Where you find a disconnect, you ask your boss how to reconcile. Could have been a disconnect on their part, could have been they want things done differently.
AmustyG@reddit (OP)
I really really appreciate both of your replies and would love to DM you if thats okay
gefahr@reddit
Np go for it
Consistent_Photo5064@reddit
Yes, it’s part of your job to detect what they actually need.
The easier way IMO is to spend time with them, detecting actual pain points and solving them instead of trying to come up with a tool.
AmustyG@reddit (OP)
Completely agree and have started to slowly do that! Do you think I should be expecting 100% implementation for the first few months or is that unreasonable?
gefahr@reddit
Unreasonable. These people have ingrained workflows likely. Shadow them as suggested above. It'll help you discover requirements and what's actually going to move the needle for them, and give you the chance to catch things they do that they'd forget to tell you about.

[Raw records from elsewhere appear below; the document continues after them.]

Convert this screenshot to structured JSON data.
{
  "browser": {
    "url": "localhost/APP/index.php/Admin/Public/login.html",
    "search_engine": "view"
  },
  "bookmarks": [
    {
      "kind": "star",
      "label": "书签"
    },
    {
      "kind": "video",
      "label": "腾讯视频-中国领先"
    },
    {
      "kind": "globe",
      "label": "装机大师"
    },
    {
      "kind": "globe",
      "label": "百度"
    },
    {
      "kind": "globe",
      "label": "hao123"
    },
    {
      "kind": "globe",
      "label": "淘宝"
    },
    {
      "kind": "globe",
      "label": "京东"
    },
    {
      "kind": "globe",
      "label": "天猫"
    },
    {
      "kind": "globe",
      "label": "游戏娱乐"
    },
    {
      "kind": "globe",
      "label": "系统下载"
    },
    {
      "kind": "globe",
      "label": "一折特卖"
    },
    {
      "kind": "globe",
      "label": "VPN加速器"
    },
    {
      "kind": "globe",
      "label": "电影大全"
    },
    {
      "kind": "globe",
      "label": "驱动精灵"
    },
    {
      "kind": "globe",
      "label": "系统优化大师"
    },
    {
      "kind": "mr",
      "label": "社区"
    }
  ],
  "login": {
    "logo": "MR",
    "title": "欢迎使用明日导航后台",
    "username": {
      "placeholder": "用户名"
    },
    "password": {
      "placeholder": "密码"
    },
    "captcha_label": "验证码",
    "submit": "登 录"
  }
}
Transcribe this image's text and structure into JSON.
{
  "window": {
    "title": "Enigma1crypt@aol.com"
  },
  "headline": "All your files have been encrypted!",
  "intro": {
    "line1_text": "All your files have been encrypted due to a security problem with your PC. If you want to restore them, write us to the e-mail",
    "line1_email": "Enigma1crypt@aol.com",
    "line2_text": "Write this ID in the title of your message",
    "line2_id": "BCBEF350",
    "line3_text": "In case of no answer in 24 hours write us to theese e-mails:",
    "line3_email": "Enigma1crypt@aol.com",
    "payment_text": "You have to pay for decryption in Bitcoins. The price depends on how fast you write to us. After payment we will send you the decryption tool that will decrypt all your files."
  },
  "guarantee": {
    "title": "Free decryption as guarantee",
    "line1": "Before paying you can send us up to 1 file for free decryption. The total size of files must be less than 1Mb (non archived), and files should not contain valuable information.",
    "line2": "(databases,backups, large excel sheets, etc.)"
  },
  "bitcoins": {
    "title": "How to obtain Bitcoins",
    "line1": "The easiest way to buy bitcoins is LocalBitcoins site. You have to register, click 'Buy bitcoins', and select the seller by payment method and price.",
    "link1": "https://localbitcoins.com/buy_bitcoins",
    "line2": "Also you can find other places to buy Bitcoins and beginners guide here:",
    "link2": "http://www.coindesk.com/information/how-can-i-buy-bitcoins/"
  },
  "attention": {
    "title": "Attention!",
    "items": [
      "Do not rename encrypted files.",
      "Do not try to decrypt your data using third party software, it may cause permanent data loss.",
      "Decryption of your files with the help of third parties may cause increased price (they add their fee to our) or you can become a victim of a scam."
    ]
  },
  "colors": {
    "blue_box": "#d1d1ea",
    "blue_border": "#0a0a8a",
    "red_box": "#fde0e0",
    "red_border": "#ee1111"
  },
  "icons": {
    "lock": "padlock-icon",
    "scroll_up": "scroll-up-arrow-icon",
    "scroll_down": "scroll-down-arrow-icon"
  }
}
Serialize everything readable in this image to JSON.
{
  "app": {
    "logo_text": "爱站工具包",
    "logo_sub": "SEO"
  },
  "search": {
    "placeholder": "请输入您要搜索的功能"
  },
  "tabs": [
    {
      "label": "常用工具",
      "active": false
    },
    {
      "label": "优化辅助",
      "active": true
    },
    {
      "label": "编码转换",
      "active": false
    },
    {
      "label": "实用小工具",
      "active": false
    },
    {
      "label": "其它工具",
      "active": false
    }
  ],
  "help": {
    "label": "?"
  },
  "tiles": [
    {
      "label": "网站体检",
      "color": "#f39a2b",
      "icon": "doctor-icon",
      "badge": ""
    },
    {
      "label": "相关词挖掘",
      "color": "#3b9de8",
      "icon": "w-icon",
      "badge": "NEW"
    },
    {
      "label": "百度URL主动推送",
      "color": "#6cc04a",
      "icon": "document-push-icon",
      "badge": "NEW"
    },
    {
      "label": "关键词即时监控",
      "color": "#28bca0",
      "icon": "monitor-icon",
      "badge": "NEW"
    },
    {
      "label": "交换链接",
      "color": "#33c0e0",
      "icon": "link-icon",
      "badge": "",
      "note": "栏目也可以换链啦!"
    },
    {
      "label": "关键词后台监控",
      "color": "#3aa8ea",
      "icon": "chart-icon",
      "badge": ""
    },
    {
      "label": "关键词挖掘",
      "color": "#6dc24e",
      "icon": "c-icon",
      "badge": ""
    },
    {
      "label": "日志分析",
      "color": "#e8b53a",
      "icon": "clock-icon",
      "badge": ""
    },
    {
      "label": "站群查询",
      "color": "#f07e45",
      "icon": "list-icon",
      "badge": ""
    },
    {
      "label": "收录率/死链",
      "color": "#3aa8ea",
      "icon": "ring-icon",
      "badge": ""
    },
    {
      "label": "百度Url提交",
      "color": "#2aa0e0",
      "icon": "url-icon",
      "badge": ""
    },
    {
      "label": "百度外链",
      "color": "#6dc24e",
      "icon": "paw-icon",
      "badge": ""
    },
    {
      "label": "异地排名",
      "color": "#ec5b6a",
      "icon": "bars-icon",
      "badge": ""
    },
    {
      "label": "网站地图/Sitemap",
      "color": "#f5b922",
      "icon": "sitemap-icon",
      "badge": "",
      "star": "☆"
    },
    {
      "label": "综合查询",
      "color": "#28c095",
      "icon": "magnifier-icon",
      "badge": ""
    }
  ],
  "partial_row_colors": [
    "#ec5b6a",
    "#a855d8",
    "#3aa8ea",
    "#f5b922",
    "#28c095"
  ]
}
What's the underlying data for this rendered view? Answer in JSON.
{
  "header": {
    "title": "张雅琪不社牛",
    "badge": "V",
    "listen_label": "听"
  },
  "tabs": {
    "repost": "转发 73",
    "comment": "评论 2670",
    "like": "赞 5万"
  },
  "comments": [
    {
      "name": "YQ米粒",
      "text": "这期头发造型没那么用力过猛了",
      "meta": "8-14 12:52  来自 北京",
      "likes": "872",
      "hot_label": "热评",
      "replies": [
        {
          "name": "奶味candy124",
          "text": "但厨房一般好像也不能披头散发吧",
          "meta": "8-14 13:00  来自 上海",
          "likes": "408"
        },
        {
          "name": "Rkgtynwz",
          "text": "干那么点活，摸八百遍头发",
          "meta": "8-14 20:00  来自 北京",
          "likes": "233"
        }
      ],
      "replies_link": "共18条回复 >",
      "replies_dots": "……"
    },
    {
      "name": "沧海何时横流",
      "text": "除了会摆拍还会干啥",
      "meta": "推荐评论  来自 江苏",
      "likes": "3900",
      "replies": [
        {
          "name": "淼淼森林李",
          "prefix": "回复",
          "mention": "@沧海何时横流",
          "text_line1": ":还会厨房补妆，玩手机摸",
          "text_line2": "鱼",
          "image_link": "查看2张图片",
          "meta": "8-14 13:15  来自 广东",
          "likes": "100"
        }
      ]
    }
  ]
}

Importantly, it'll also build trust with them that you care to understand their pain points. The last thing you want to be seen as right now is someone who will force tools on them without fully understanding their problems.
If you want organic adoption, you need to be seen as empathetic and genuinely interested in understanding how you can improve their day to day.
Altruistic-Bat-9070@reddit
You are talking about changing processes. You have to find out what processes they think are bad, what processes are actually bad, then find the ones that overlap on the venn diagram and make solutions for those things. Those are the only things that will be successful. Changing human behaviour is something is bad but good enough and a habit is impossible
SoggyGrayDuck@reddit
Damn you're so lucky. I had that for the last 7+ years and now in the corporate cog machine.
One thing to keep in mind is that you'll slowly lose those processes. You'll learn a TON but depending on the job market might have difficulty getting back into the traditional corporate culture.
It was interesting because I could list all these high end tools, was the official admin of multiple AWS environments and the only person who would stand up new services for people to use. Architect stuff BUT very little was built dynamically, we didn't have a dev environment in one of the jobs so it was pointless.
I just started a new tech lead job that hired me for the background and is willing to let me learn the process and work with me learning how to properly interact with multiple environments, use git and pipelines properly and etc.
Side comment: our industry really needs to standardize. You say pipeline to 10 people and ask them to define it and get 10 different answers. I feel for the people running the interviews and get why they're now 5+ rounds (or contract to hire where they simply test you out) but there has to be a better way.
Other industries have a union that helps define all this stuff but we don't have anything like that.